Moss followed the concepts of De Stijl and Neoplasticism; the reduction to the essentials of form and composition through horizontal lines and primary colours, but it was Mondrian that influenced Moss the most profoundly. They became friends, exchanging Constructivist ideas and influencing each other; Mondrian and Gorin took up using her innovative ‘double line’ motif. The difference being that Mondrian constructed his compositions intuitively, while Moss constructed them using a mathematical approach.
Moss’ working drawings are precise, executed with pencil, ruler and compass. These drawings are edged with notes and calculations in pencil, often including collage before being transferred to the canvas. Tragically, much of her early art had been destroyed in the war soon after she fled France to Cornwall where she stayed for the rest of her life.

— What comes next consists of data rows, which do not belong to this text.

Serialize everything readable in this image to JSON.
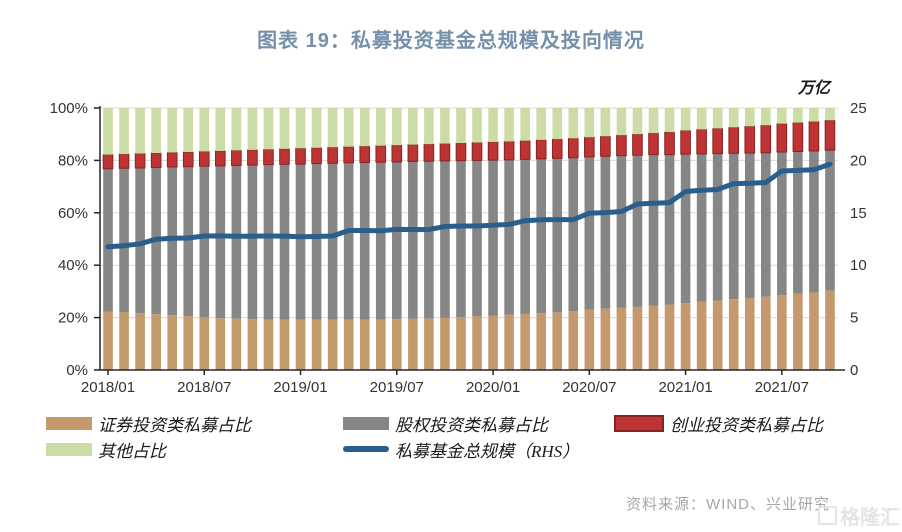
{
  "figure": {
    "title": "图表 19：私募投资基金总规模及投向情况",
    "right_axis_unit": "万亿",
    "source": "资料来源：WIND、兴业研究",
    "watermark": "格隆汇"
  },
  "colors": {
    "title": "#7590AB",
    "securities_bar": "#C49A6C",
    "equity_bar": "#868686",
    "venture_bar": "#BE3434",
    "venture_border": "#8A2222",
    "other_bar": "#CBDCA6",
    "line": "#2A5E8C",
    "grid": "#D9D9D9",
    "axis": "#262626",
    "tick_text": "#333333",
    "source_text": "#A6A6A6",
    "watermark_text": "#E2E2E2"
  },
  "legend": {
    "items": [
      {
        "label": "证券投资类私募占比",
        "swatch": "securities_bar",
        "type": "bar"
      },
      {
        "label": "股权投资类私募占比",
        "swatch": "equity_bar",
        "type": "bar"
      },
      {
        "label": "创业投资类私募占比",
        "swatch": "venture_bar",
        "type": "bar"
      },
      {
        "label": "其他占比",
        "swatch": "other_bar",
        "type": "bar"
      },
      {
        "label": "私募基金总规模（RHS）",
        "swatch": "line",
        "type": "line"
      }
    ]
  },
  "chart_data": {
    "type": "bar",
    "subtype": "100pct-stacked-bars-with-line",
    "title": "图表 19：私募投资基金总规模及投向情况",
    "grid": true,
    "legend_position": "bottom",
    "x": [
      "2018/01",
      "2018/02",
      "2018/03",
      "2018/04",
      "2018/05",
      "2018/06",
      "2018/07",
      "2018/08",
      "2018/09",
      "2018/10",
      "2018/11",
      "2018/12",
      "2019/01",
      "2019/02",
      "2019/03",
      "2019/04",
      "2019/05",
      "2019/06",
      "2019/07",
      "2019/08",
      "2019/09",
      "2019/10",
      "2019/11",
      "2019/12",
      "2020/01",
      "2020/02",
      "2020/03",
      "2020/04",
      "2020/05",
      "2020/06",
      "2020/07",
      "2020/08",
      "2020/09",
      "2020/10",
      "2020/11",
      "2020/12",
      "2021/01",
      "2021/02",
      "2021/03",
      "2021/04",
      "2021/05",
      "2021/06",
      "2021/07",
      "2021/08",
      "2021/09",
      "2021/10"
    ],
    "x_tick_labels": [
      "2018/01",
      "2018/07",
      "2019/01",
      "2019/07",
      "2020/01",
      "2020/07",
      "2021/01",
      "2021/07"
    ],
    "left_axis": {
      "ticks": [
        "0%",
        "20%",
        "40%",
        "60%",
        "80%",
        "100%"
      ],
      "range": [
        0,
        100
      ]
    },
    "right_axis": {
      "ticks": [
        "0",
        "5",
        "10",
        "15",
        "20",
        "25"
      ],
      "range": [
        0,
        25
      ],
      "unit": "万亿"
    },
    "series": [
      {
        "name": "证券投资类私募占比",
        "type": "bar",
        "axis": "left",
        "unit": "%",
        "values": [
          22.2,
          22.0,
          21.7,
          21.3,
          20.9,
          20.5,
          20.1,
          19.8,
          19.6,
          19.4,
          19.3,
          19.2,
          19.2,
          19.3,
          19.3,
          19.2,
          19.2,
          19.3,
          19.4,
          19.5,
          19.7,
          19.9,
          20.2,
          20.5,
          20.8,
          21.1,
          21.4,
          21.7,
          22.0,
          22.4,
          23.0,
          23.4,
          23.7,
          24.1,
          24.5,
          25.0,
          25.5,
          26.0,
          26.5,
          27.0,
          27.5,
          28.0,
          28.6,
          29.1,
          29.6,
          30.3
        ]
      },
      {
        "name": "股权投资类私募占比",
        "type": "bar",
        "axis": "left",
        "unit": "%",
        "values": [
          54.6,
          55.0,
          55.4,
          56.0,
          56.6,
          57.1,
          57.7,
          58.1,
          58.5,
          58.8,
          59.1,
          59.3,
          59.4,
          59.5,
          59.6,
          59.9,
          60.0,
          60.0,
          60.0,
          60.1,
          60.0,
          59.9,
          59.7,
          59.5,
          59.3,
          59.1,
          59.0,
          58.9,
          58.8,
          58.6,
          58.3,
          58.2,
          58.1,
          57.9,
          57.7,
          57.2,
          56.9,
          56.5,
          56.1,
          55.7,
          55.3,
          54.9,
          54.6,
          54.3,
          54.0,
          53.6
        ]
      },
      {
        "name": "创业投资类私募占比",
        "type": "bar",
        "axis": "left",
        "unit": "%",
        "values": [
          5.4,
          5.4,
          5.5,
          5.5,
          5.5,
          5.6,
          5.6,
          5.7,
          5.7,
          5.8,
          5.8,
          5.9,
          6.0,
          6.0,
          6.1,
          6.1,
          6.2,
          6.3,
          6.4,
          6.4,
          6.5,
          6.6,
          6.7,
          6.8,
          6.9,
          7.0,
          7.1,
          7.2,
          7.3,
          7.4,
          7.5,
          7.6,
          7.8,
          8.0,
          8.2,
          8.6,
          9.0,
          9.3,
          9.6,
          9.9,
          10.2,
          10.5,
          10.8,
          11.0,
          11.2,
          11.4
        ]
      },
      {
        "name": "其他占比",
        "type": "bar",
        "axis": "left",
        "unit": "%",
        "values": [
          17.8,
          17.6,
          17.4,
          17.2,
          17.0,
          16.8,
          16.6,
          16.4,
          16.2,
          16.0,
          15.8,
          15.6,
          15.4,
          15.2,
          15.0,
          14.8,
          14.6,
          14.4,
          14.2,
          14.0,
          13.8,
          13.6,
          13.4,
          13.2,
          13.0,
          12.8,
          12.5,
          12.2,
          11.9,
          11.6,
          11.2,
          10.8,
          10.4,
          10.0,
          9.6,
          9.2,
          8.6,
          8.2,
          7.8,
          7.4,
          7.0,
          6.6,
          6.0,
          5.6,
          5.2,
          4.7
        ]
      },
      {
        "name": "私募基金总规模（RHS）",
        "type": "line",
        "axis": "right",
        "unit": "万亿",
        "values": [
          11.76,
          11.86,
          12.04,
          12.48,
          12.57,
          12.6,
          12.79,
          12.8,
          12.77,
          12.77,
          12.79,
          12.78,
          12.71,
          12.74,
          12.79,
          13.31,
          13.31,
          13.28,
          13.42,
          13.41,
          13.4,
          13.69,
          13.74,
          13.74,
          13.82,
          13.89,
          14.25,
          14.34,
          14.35,
          14.35,
          14.96,
          15.02,
          15.12,
          15.84,
          15.91,
          15.97,
          17.03,
          17.16,
          17.22,
          17.79,
          17.82,
          17.89,
          18.99,
          19.05,
          19.1,
          19.65
        ]
      }
    ]
  }
}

Her queer, androgynous persona, perhaps too modern for 1950s Britain, may be a factor why she wasn’t embraced by her St. Ives Group neighbours and for her later obscurity. However, her work is now being rediscovered; in 2014 Tate Britain held a solo exhibition of her work and in 2017 at the Haus Konstruktiv Zürich. Her work is in the collections of the Museum of Modern Art, New York, the Rijksmuseum and Stedelijk Museum in
Amsterdam and the Israel Museum amongst others.
Vera Molnar (b. 1924 Budapest, Hungary - d. 2023 Paris, France) studied art history and aesthetics at the Budapest College of Fine Arts before moving to Paris in 1947 meeting Constructivist artists such as Jesus Rafael Soto and Victor Vasarely who shared an interest in exploring compositions based on simple geometric shapes and themes.
A co-founder of GRAV (Groupe de Recherche d’Art Visuel), 1960, including Julio le Parc and Francois Morellet, they investigated collaborative approaches to mechanical and kinetic art. Molnar was always fixated on geometric forms and creating system-based art. ‘My life is squares, triangles, lines. I am mad about lines.’ Pre-dating the computer, she invented algorithms or “machine imaginaire” that created images by following a set of pre-ordained compositional rules creating colourful abstract geometric works. Her breakthrough came in 1968 when she gained access to a computer at a research lab after teaching herself the early programming language of Fortran and could now program endless variations of algorithms through a machine. A laborious process, Molnar, using a language of 0s and 1s, fed the commands into the computer on punched cards or paper tape which were then outputted to a plotter which conveyed the image directly to paper via a moving pen or pencil. This method allowed her to investigate endless variations in geometric shape and line.
For her computer works, Molnar participated in the now legendary exhibitions Konkrete Kunst, Zurich, 1960, mounted by Max Bill and Cybernetic Serendipity at the ICA, London, 1968. Recent exhibitions include; MOMA New York, Thinking Machines: Art and Design in the Computer Age, 1959–1989, Artistes & Robots at the Grand- Palais, Paris and Chance and Control: Art in the Age of Computers at the Victoria & Albert Museum; all in 2018.